Photo courtesy of: Jesse Johnson-USA TODAY Sports
When the Twins entered the season, expectations were low and fans and analysts thought that if the Twins could find a way to stay around .500 for the majority of the season, it would be a successful year. Many around the organization and media were looking toward the future due to the immensely talented farm system the team had assembled. As a result, the team was not very active this past off-season. The front office made cheaper and shorter-term moves, assembling stopgaps on the roster until the next wave of talented prospects becomes ready to take over full time in the majors.
The fact that some of these stopgap moves have worked out and the team is suddenly approaching contention should not alter the strategy and plans under which this team has operated. The Twins have assembled a talented farm system by trading away big league pieces for prospects, making great international signings and drafting solid high school and college players. Now that the pieces are beginning to fall into place in the minors, the Twins must now play the waiting game for these prospects to mature and make it to the majors. Once that vision materializes, it is expected that the Twins will, yet again, become perennial contenders. Why would the Twins jeopardize that vision and progress for a team teetering on being simply relevant?
Typically, trade deadline deals are made for teams who believe they are one player or one trade away from becoming a legitimate playoff or World Series threat. As they are currently constructed, the Twins are not one player or one trade away from that unless that trade is historically lopsided. Even so, a trade that would make the Twins “instant contenders” would certainly cost their entire farm system, leaving the team bare in the future and setting themselves up for future failure and mediocrity. Thus, becoming buyers at the trade deadline makes little sense for the Twins.

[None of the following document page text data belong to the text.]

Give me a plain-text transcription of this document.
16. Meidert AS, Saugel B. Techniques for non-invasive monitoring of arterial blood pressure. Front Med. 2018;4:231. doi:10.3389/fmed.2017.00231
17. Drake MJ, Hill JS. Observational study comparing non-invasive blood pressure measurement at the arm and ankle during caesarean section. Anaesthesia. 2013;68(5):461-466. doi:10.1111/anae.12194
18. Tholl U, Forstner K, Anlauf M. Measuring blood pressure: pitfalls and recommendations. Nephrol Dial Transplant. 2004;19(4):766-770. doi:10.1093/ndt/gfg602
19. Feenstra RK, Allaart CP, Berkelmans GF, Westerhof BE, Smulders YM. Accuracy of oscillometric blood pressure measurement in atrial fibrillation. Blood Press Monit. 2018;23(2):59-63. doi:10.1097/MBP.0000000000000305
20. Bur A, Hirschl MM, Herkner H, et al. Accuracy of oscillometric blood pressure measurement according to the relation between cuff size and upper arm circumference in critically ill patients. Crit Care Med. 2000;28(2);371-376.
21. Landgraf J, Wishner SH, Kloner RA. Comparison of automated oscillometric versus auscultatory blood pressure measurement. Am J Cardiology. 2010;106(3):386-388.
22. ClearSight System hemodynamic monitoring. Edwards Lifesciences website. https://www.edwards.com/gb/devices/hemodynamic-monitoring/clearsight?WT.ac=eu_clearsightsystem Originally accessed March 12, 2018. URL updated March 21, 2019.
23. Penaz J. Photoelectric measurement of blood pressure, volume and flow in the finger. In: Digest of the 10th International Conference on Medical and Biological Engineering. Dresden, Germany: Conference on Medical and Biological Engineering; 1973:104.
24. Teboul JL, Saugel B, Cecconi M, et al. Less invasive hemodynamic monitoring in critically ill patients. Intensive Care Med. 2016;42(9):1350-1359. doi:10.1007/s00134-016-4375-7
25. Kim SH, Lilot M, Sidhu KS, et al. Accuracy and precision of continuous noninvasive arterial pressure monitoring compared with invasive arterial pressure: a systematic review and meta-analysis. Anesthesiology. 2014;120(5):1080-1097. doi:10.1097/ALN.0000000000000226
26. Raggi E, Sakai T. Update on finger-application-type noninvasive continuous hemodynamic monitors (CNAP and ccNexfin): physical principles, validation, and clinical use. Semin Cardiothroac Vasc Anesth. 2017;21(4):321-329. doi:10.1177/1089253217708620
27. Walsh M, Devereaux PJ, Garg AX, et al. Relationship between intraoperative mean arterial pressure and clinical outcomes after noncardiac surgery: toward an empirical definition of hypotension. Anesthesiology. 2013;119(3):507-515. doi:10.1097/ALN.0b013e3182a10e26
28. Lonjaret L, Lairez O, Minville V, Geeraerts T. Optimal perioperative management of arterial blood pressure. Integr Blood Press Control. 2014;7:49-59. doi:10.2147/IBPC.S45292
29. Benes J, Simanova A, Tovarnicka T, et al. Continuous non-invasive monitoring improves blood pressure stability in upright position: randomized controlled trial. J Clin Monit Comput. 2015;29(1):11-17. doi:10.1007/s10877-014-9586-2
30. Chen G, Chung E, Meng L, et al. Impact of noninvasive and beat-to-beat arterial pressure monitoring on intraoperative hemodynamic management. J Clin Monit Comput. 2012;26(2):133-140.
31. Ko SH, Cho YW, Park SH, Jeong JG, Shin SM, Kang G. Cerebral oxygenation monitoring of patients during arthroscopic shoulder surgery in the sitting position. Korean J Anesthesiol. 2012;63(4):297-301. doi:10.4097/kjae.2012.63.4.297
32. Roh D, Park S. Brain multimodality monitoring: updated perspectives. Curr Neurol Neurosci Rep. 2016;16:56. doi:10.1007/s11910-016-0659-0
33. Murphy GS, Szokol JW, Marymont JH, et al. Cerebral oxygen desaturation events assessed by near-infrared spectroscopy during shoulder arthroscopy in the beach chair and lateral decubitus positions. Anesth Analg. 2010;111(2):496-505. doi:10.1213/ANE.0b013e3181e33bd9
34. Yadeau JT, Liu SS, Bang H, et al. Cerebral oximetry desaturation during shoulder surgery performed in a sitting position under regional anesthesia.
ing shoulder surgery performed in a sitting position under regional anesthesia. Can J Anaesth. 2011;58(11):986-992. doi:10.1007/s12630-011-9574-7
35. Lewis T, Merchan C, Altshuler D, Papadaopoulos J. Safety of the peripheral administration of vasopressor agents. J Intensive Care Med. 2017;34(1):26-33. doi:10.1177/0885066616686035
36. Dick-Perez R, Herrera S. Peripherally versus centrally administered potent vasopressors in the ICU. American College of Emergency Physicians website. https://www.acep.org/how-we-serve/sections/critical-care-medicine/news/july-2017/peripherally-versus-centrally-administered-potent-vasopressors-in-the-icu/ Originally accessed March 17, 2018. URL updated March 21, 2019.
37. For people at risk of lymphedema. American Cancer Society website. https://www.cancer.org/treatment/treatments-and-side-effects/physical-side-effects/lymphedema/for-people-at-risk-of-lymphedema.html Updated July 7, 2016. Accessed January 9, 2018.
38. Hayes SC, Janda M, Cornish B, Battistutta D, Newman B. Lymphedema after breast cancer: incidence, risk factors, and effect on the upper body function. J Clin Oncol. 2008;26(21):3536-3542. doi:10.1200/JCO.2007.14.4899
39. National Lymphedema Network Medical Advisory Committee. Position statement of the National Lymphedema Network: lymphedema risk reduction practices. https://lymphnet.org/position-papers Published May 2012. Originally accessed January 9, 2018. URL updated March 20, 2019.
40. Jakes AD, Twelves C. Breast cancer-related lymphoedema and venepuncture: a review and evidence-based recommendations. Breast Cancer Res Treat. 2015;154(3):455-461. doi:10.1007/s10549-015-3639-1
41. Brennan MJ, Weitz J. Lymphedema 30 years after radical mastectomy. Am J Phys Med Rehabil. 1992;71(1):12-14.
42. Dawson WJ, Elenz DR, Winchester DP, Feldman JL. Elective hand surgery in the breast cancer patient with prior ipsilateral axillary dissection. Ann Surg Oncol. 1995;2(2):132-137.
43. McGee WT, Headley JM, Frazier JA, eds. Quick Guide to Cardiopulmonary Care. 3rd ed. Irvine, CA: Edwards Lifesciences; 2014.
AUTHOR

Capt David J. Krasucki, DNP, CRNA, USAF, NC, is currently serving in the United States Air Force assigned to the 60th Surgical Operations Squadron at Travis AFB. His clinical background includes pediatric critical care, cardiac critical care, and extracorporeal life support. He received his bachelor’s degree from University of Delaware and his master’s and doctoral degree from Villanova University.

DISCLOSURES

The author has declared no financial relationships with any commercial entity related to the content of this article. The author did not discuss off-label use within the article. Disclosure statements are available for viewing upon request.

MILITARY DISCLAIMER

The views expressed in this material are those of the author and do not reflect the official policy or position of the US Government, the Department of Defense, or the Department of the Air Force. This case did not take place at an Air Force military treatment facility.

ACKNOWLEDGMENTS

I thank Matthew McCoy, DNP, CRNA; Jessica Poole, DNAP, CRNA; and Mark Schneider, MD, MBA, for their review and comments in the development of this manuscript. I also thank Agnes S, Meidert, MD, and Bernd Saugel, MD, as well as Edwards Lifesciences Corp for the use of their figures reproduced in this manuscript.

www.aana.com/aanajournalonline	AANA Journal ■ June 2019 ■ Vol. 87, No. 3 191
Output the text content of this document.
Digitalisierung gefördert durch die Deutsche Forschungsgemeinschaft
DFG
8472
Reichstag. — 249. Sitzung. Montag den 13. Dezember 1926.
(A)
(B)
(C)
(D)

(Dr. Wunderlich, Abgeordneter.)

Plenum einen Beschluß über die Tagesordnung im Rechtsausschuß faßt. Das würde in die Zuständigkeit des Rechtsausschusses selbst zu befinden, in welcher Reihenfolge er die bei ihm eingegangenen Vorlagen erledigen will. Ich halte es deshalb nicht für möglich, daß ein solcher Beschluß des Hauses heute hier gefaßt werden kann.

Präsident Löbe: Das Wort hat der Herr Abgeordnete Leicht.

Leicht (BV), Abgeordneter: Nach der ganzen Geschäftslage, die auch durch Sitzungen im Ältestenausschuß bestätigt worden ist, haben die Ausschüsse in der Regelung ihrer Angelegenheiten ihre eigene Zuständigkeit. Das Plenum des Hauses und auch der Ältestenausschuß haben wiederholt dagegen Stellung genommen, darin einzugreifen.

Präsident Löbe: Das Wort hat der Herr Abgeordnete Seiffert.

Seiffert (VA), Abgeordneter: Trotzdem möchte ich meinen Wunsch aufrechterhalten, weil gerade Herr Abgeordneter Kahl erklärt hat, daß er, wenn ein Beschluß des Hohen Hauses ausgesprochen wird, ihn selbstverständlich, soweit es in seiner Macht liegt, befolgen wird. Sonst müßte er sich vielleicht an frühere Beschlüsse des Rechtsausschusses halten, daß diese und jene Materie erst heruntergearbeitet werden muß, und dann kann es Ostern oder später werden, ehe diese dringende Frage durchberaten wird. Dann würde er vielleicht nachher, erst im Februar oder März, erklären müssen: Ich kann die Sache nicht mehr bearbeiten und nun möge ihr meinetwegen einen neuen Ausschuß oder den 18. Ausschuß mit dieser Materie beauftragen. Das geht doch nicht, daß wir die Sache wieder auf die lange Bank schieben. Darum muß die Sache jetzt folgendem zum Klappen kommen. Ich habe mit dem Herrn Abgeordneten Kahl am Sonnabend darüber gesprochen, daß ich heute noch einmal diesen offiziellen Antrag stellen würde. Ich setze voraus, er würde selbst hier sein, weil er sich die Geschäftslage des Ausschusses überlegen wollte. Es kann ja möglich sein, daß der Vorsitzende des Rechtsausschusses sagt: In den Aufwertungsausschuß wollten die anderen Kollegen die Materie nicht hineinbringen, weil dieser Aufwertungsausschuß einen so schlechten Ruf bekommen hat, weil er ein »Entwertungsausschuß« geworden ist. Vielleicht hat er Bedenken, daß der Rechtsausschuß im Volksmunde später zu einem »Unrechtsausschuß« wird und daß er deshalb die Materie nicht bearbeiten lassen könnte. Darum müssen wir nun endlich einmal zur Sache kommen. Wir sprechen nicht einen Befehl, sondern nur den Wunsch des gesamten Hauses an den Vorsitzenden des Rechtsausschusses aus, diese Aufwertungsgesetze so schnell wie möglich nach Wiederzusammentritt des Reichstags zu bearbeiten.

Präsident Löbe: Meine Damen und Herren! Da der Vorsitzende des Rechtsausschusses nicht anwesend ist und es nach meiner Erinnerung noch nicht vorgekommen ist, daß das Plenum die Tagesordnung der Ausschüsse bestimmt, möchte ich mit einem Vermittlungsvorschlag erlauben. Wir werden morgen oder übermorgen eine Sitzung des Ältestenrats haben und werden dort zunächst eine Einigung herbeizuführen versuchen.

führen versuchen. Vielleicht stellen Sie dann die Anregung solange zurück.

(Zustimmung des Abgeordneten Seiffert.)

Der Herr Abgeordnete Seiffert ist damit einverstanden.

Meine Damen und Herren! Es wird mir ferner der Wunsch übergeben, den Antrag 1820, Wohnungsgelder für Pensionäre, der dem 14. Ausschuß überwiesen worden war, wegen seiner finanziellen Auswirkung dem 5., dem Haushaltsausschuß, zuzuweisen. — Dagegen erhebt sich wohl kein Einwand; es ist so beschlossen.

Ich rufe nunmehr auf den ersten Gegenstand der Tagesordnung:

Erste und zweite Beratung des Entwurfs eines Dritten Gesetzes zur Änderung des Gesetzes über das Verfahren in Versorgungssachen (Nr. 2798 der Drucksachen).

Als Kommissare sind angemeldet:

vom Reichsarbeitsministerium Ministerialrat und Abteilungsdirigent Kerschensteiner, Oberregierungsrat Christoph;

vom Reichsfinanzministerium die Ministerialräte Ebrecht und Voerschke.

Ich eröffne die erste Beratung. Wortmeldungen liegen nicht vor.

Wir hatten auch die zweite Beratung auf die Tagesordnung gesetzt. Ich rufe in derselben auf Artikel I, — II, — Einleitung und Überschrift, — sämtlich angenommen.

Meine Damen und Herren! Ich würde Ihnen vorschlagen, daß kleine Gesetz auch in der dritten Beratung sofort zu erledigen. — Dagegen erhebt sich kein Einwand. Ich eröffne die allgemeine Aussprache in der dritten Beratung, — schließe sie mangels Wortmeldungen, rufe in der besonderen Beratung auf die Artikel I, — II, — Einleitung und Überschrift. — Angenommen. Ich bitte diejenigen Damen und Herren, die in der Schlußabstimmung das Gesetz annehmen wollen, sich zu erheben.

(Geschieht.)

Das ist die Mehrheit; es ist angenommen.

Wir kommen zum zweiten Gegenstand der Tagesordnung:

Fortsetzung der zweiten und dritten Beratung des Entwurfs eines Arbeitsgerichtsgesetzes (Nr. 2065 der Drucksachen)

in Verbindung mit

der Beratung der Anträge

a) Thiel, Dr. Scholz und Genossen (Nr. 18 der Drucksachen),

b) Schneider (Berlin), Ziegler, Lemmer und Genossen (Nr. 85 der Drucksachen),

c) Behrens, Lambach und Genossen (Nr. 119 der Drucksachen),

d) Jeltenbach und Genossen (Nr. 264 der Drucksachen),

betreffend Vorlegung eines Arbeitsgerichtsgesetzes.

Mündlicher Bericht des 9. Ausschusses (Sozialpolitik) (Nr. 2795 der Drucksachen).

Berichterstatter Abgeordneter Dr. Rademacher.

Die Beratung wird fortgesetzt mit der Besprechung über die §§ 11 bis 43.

If the Twins were to rattle off a run where they win 30 out of 40 games—or something similarly impressive—the temptation will be for the team to add another piece to solidify this team; in my opinion, if the team goes on a run of that caliber, I’d rather stand pat with the guys assembled and see what happens while waiting for even more improvement once the talented prospects contribute. If the team is good enough to get themselves in contention via a long winning streak, they’d be good enough to go to battle with in the playoffs where—I believe—the Twins would still be huge underdogs because of their lack of starting pitching depth; one player or trade cannot and will not alter that perception.
Standing pat and not selling out the future for a minimal post-season run is how a team can become a perennial contender. By not sacrificing the future and operating with the model “what is best for the franchise long-term”, a team can continue to compete without relying on free agency or trades to supplement its talent; the team would essentially become self-sufficient like the St. Louis Cardinals. They, despite losing Albert Pujols and other stars before him, have remained a perennial contender and legitimate threat at winning a championship year in and year out because they remain committed to not sacrificing the future for the present.
While it may take restraint by the Twins’ front office, the team must resist the urge to make a deadline trade to improve a team that is not constructed to win a championship. Winning championships is the ultimate goal in professional sports, not simply contending. If the Twins become buyers at the deadline and sacrifice their future in the process, they will never reach that ultimate goal.